Габриеля выдал храп, доносившийся из котлована. Майлах разбудил его тычком совковой лопаты по заднице. Пуэрториканец осоловевшими глазами смотрел на окружающий мир, пытаясь восстановить действительность. Потом неловко начал карабкаться вверх. Несколько раз скатывался обратно. Бандана слетела с головы. Все удивились тому, что латиноамериканец оказался абсолютно лыс. Лыс, как электрическая лампочка. После десятиминутной борьбы нетрезвого человека с земным притяжением, Габи, все же, выкарабкался. Он смотрел на большого еврея пьяными раскосыми глазенками, слегка покачивался, глупо и блаженно улыбался. Неожиданно и как-то довольно резво полез к Майлаху с объятиями. Огромный хасид, вытаращив и без того безразмерные глаза, попятился назад. Габриель, все же, настиг свою цель уже на краю котлована. Обнял хозяина, уткнулся ему лысиной в нечесаную рыжую бороду и тихо проскулил такое родное русское:

– Do you respect me, boss?

Ну, вот откуда это берется? Скажите мне…


За год работы на стройке я довольно крепко сдружился со своими собратьями по кайлу и лопате. Особенно с Джоуи. Я даже по доброй советской традиции помогал гарлемцу переезжать на новую квартиру. Перетаскивал диваны и бытовую технику.
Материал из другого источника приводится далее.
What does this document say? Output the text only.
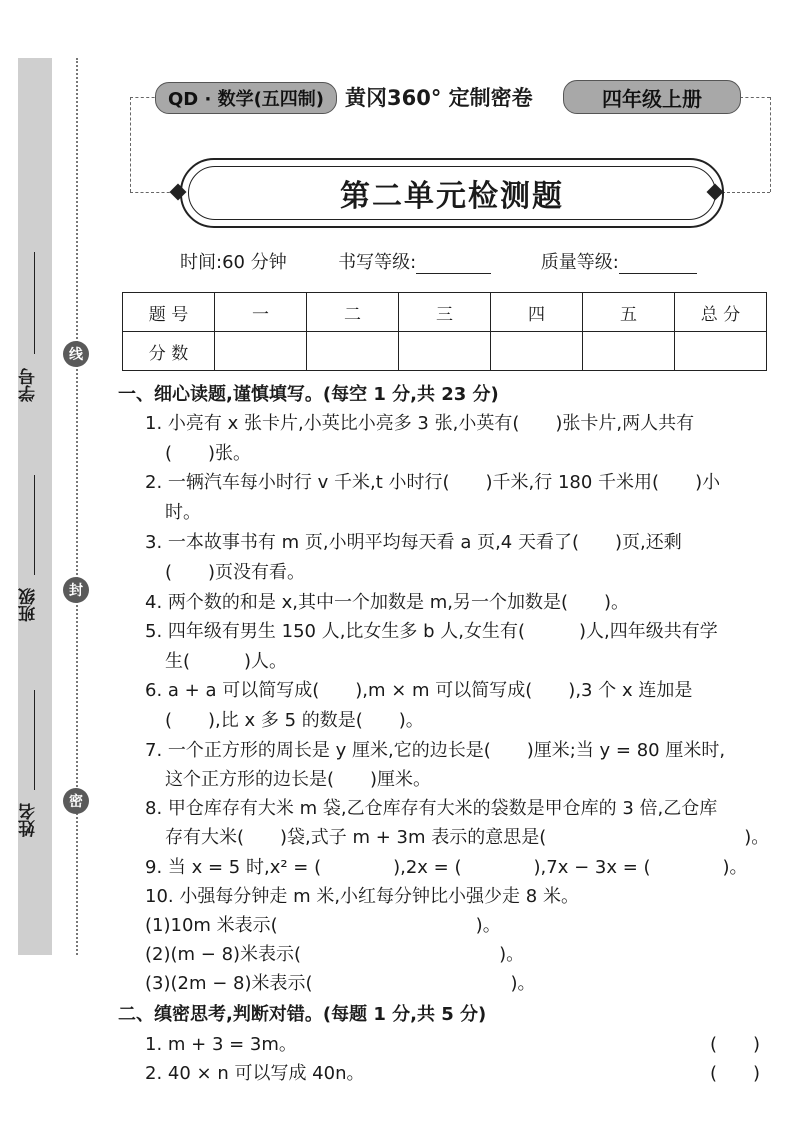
线
封
密
学号
班级
姓名
QD · 数学(五四制) 黄冈360° 定制密卷	四年级上册
第二单元检测题
时间:60 分钟	书写等级:	质量等级:
题 号	一	二	三	四	五	总 分
分 数						
一、细心读题,谨慎填写。(每空 1 分,共 23 分)
1. 小亮有 x 张卡片,小英比小亮多 3 张,小英有(　　)张卡片,两人共有
(　　)张。
2. 一辆汽车每小时行 v 千米,t 小时行(　　)千米,行 180 千米用(　　)小
时。
3. 一本故事书有 m 页,小明平均每天看 a 页,4 天看了(　　)页,还剩
(　　)页没有看。
4. 两个数的和是 x,其中一个加数是 m,另一个加数是(　　)。
5. 四年级有男生 150 人,比女生多 b 人,女生有(　　　)人,四年级共有学
生(　　　)人。
6. a + a 可以简写成(　　),m × m 可以简写成(　　),3 个 x 连加是
(　　),比 x 多 5 的数是(　　)。
7. 一个正方形的周长是 y 厘米,它的边长是(　　)厘米;当 y = 80 厘米时,
这个正方形的边长是(　　)厘米。
8. 甲仓库存有大米 m 袋,乙仓库存有大米的袋数是甲仓库的 3 倍,乙仓库
存有大米(　　)袋,式子 m + 3m 表示的意思是(　　　　　　　　　　　)。
9. 当 x = 5 时,x² = (　　　　),2x = (　　　　),7x − 3x = (　　　　)。
10. 小强每分钟走 m 米,小红每分钟比小强少走 8 米。
(1)10m 米表示(　　　　　　　　　　　)。
(2)(m − 8)米表示(　　　　　　　　　　　)。
(3)(2m − 8)米表示(　　　　　　　　　　　)。
二、缜密思考,判断对错。(每题 1 分,共 5 分)
1. m + 3 = 3m。	(　　)
2. 40 × n 可以写成 40n。	(　　)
Живо участвовал в расстановке мебели.

Пришло время возвращаться в Россию. Начинался мой последний рабочий день. Мне, воспитанному в духе единства, равенства и братства захотелось что-то оставить о себе на память этому смешному и крепкому негритенку. Ну, какой-то подарок. Бывают у меня такие сопливо-сентиментальные порывы. Говорю ему, чего тебе подарить, мой афроамериканский товарищ? Афроамериканский товарищ пожелал иметь на светлую память обо мне тоненькую цепочку из советского золота пятьсот восемьдесят пятой пробы, которая сиротливо болталась на моей одуванчиковой шее. Негры любят золото. А уж советское золото точно сошло бы в Гарлеме за эксклюзив. Я тут же торжественно, чуть ли не со слезой, перевесил цепочку со своей тонкой шеи на крепкую черную шею американца. Джоуи выдал в ответ свое негритянское алаверды.
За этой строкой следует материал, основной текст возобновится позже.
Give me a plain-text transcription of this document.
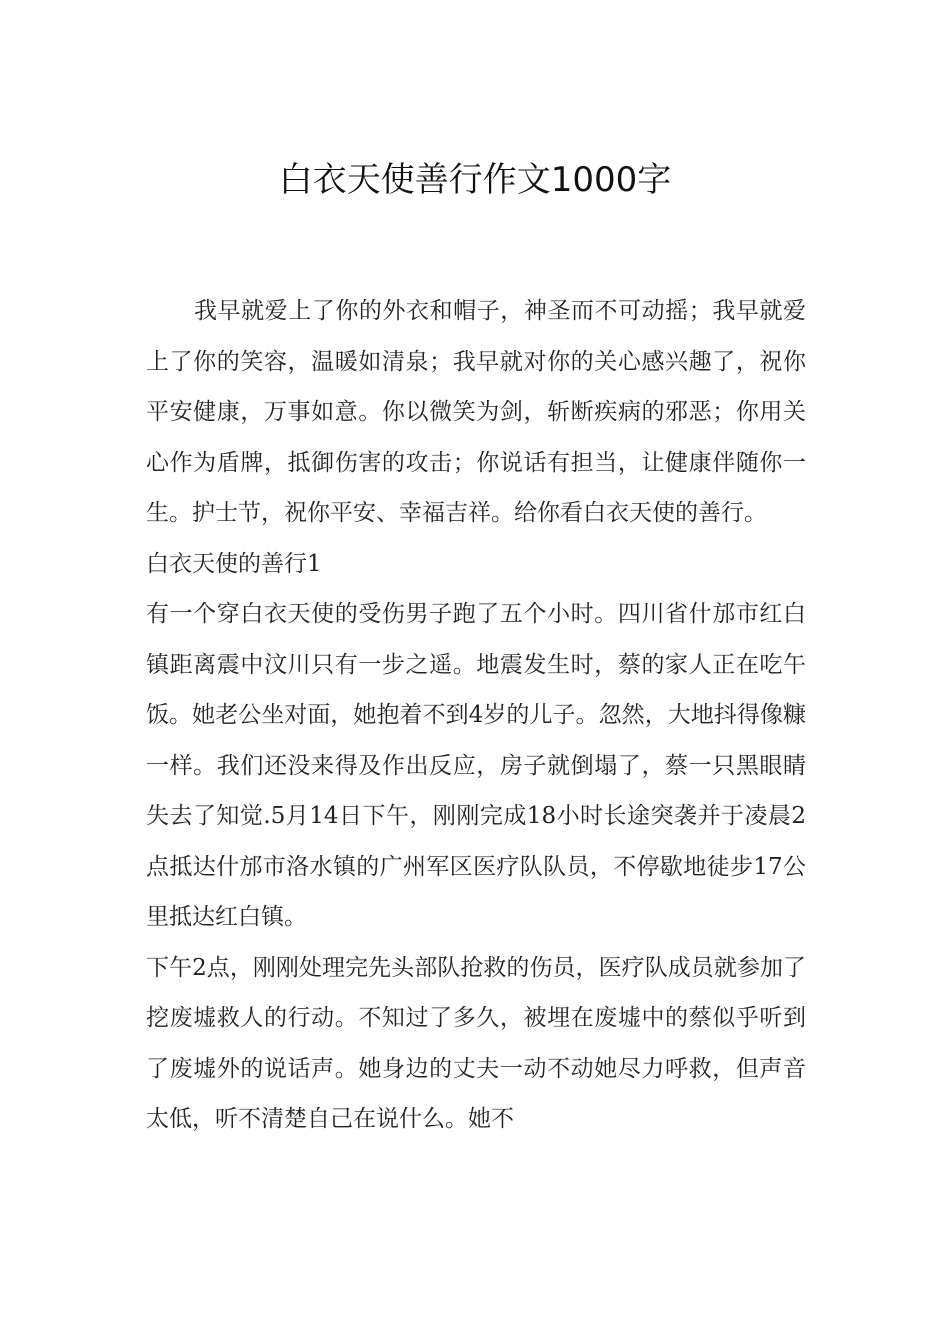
白衣天使善行作文1000字

我早就爱上了你的外衣和帽子，神圣而不可动摇；我早就爱上了你的笑容，温暖如清泉；我早就对你的关心感兴趣了，祝你平安健康，万事如意。你以微笑为剑，斩断疾病的邪恶；你用关心作为盾牌，抵御伤害的攻击；你说话有担当，让健康伴随你一生。护士节，祝你平安、幸福吉祥。给你看白衣天使的善行。

白衣天使的善行1

有一个穿白衣天使的受伤男子跑了五个小时。四川省什邡市红白镇距离震中汶川只有一步之遥。地震发生时，蔡的家人正在吃午饭。她老公坐对面，她抱着不到4岁的儿子。忽然，大地抖得像糠一样。我们还没来得及作出反应，房子就倒塌了，蔡一只黑眼睛失去了知觉.5月14日下午，刚刚完成18小时长途突袭并于凌晨2点抵达什邡市洛水镇的广州军区医疗队队员，不停歇地徒步17公里抵达红白镇。

下午2点，刚刚处理完先头部队抢救的伤员，医疗队成员就参加了挖废墟救人的行动。不知过了多久，被埋在废墟中的蔡似乎听到了废墟外的说话声。她身边的丈夫一动不动她尽力呼救，但声音太低，听不清楚自己在说什么。她不
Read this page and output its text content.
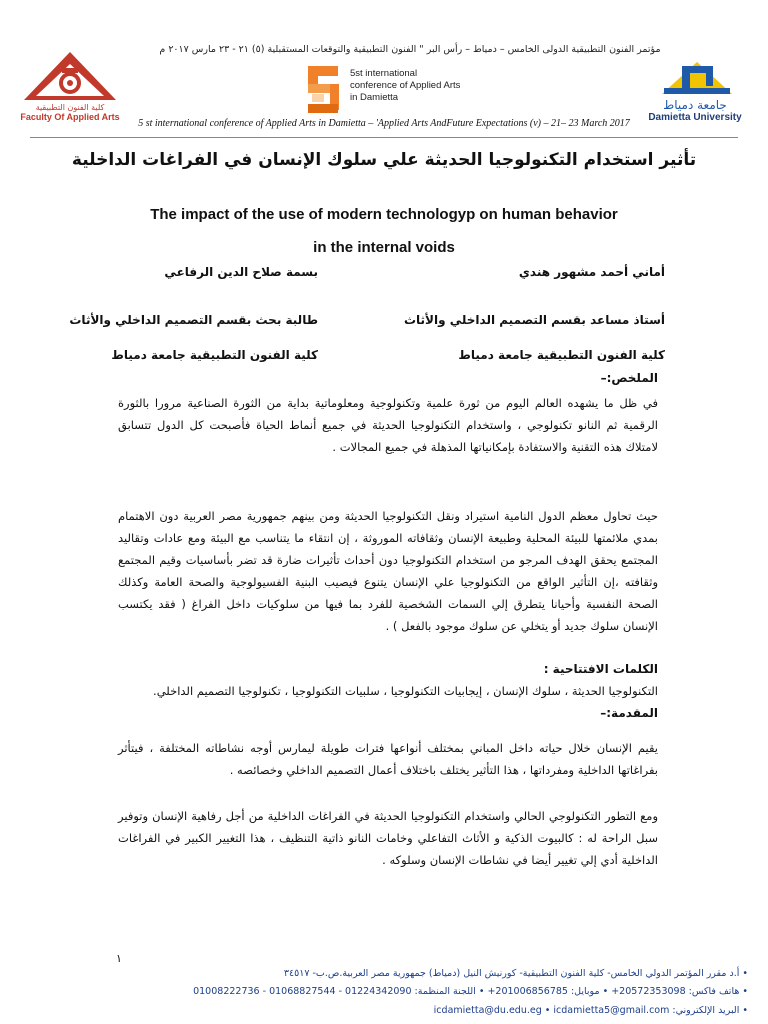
مؤتمر الفنون التطبيقية الدولى الخامس – دمياط – رأس البر " الفنون التطبيقية والتوقعات المستقبلية (٥) ٢١ - ٢٣ مارس ٢٠١٧ م
كلية الفنون التطبيقية
Faculty Of Applied Arts
5st international
conference of Applied Arts
in Damietta
جامعة دمياط
Damietta University
5 st international conference of Applied Arts in Damietta – 'Applied Arts AndFuture Expectations (v) – 21– 23 March 2017
تأثير استخدام التكنولوجيا الحديثة علي سلوك الإنسان في الفراغات الداخلية
The impact of the use of modern technologyp on human behavior
in the internal voids
أماني أحمد مشهور هندي
بسمة صلاح الدين الرفاعي
أستاذ مساعد بقسم التصميم الداخلي والأثاث
طالبة بحث بقسم التصميم الداخلي والأثاث
كلية الفنون التطبيقية جامعة دمياط
كلية الفنون التطبيقية جامعة دمياط
الملخص:–
في ظل ما يشهده العالم اليوم من ثورة علمية وتكنولوجية ومعلوماتية بداية من الثورة الصناعية مرورا بالثورة الرقمية ثم النانو تكنولوجي ، واستخدام التكنولوجيا الحديثة في جميع أنماط الحياة فأصبحت كل الدول تتسابق لامتلاك هذه التقنية والاستفادة بإمكانياتها المذهلة في جميع المجالات .
حيث تحاول معظم الدول النامية استيراد ونقل التكنولوجيا الحديثة ومن بينهم جمهورية مصر العربية دون الاهتمام بمدي ملائمتها للبيئة المحلية وطبيعة الإنسان وثقافاته الموروثة ، إن انتقاء ما يتناسب مع البيئة ومع عادات وتقاليد المجتمع يحقق الهدف المرجو من استخدام التكنولوجيا دون أحداث تأثيرات ضارة قد تضر بأساسيات وقيم المجتمع وثقافته ،إن التأثير الواقع من التكنولوجيا علي الإنسان يتنوع فيصيب البنية الفسيولوجية والصحة العامة وكذلك الصحة النفسية وأحيانا يتطرق إلي السمات الشخصية للفرد بما فيها من سلوكيات داخل الفراغ ( فقد يكتسب الإنسان سلوك جديد أو يتخلي عن سلوك موجود بالفعل ) .
الكلمات الافتتاحية :
التكنولوجيا الحديثة ، سلوك الإنسان ، إيجابيات التكنولوجيا ، سلبيات التكنولوجيا ، تكنولوجيا التصميم الداخلي.
المقدمة:–
يقيم الإنسان خلال حياته داخل المباني بمختلف أنواعها فترات طويلة ليمارس أوجه نشاطاته المختلفة ، فيتأثر بفراغاتها الداخلية ومفرداتها ، هذا التأثير يختلف باختلاف أعمال التصميم الداخلي وخصائصه .
ومع التطور التكنولوجي الحالي واستخدام التكنولوجيا الحديثة في الفراغات الداخلية من أجل رفاهية الإنسان وتوفير سبل الراحة له : كالبيوت الذكية و الأثاث التفاعلي وخامات النانو ذاتية التنظيف ، هذا التغيير الكبير في الفراغات الداخلية أدي إلي تغيير أيضا في نشاطات الإنسان وسلوكه .
١
• أ.د مقرر المؤتمر الدولي الخامس- كلية الفنون التطبيقية- كورنيش النيل (دمياط) جمهورية مصر العربية.ص.ب- ٣٤٥١٧
• هاتف فاكس: 20572353098+ • موبايل: 201006856785+ • اللجنة المنظمة: 01224342090 - 01068827544 - 01008222736
• البريد الإلكتروني: icdamietta@du.edu.eg • icdamietta5@gmail.com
Мое желание было весьма прозаичным. Я хотел на память джинсовую рубашку «Wrangler» с длинным рукавом, как у Ванн Дама в «Кровавом спорте». Джоуи не менее торжественно пообещал после работы вместе со мной поехать в магазин для приобретения столь модного предмета гардероба. Я уже представлял себя, щеголяющим в новенькой джинсовой рубашке по улице Ленина родного города.


Джоуи убежал с работы за полчаса до ее окончания. Он знал, что у меня завтра утром самолет. Больше мы с ним не виделись. Никогда. Вот такая вот дружба по-американски. Ценой в тридцать пять долларов.


***


Но все это будет потом, а пока Алена знакомила меня с квартирой. Показала место моей дислокации. Мне предназначалась родительская спальня. В первую же ночь под подушкой я обнаружил изделие №2 баковского завода резиновых изделий. Оно было, к счастью, не использованным. Основательно же наши люди готовились к переезду, подумал я, уныло рассматривая тусклую и затертую упаковку советского гондона. Два года как они жили в Америке, а все еще предохранялись с помощью грубой советской резины. Или частота сношений мизерная, или они вывезли с собой весь презервативный запас маленького украинского городка (мои родители, живущие теперь в Израиле, рассказывают, что у них есть друзья, которые до сих пор еще используют советские электрические лампочки. И это после восемнадцати лет пребывания в эмиграции!).

Так вот. Опочивальня была крошечной – с трудом вмещалась двуспальная кровать, тумбочка с миниатюрным черно-белым телевизором на ней и еще выкрашенный белой краской шкаф. Всё.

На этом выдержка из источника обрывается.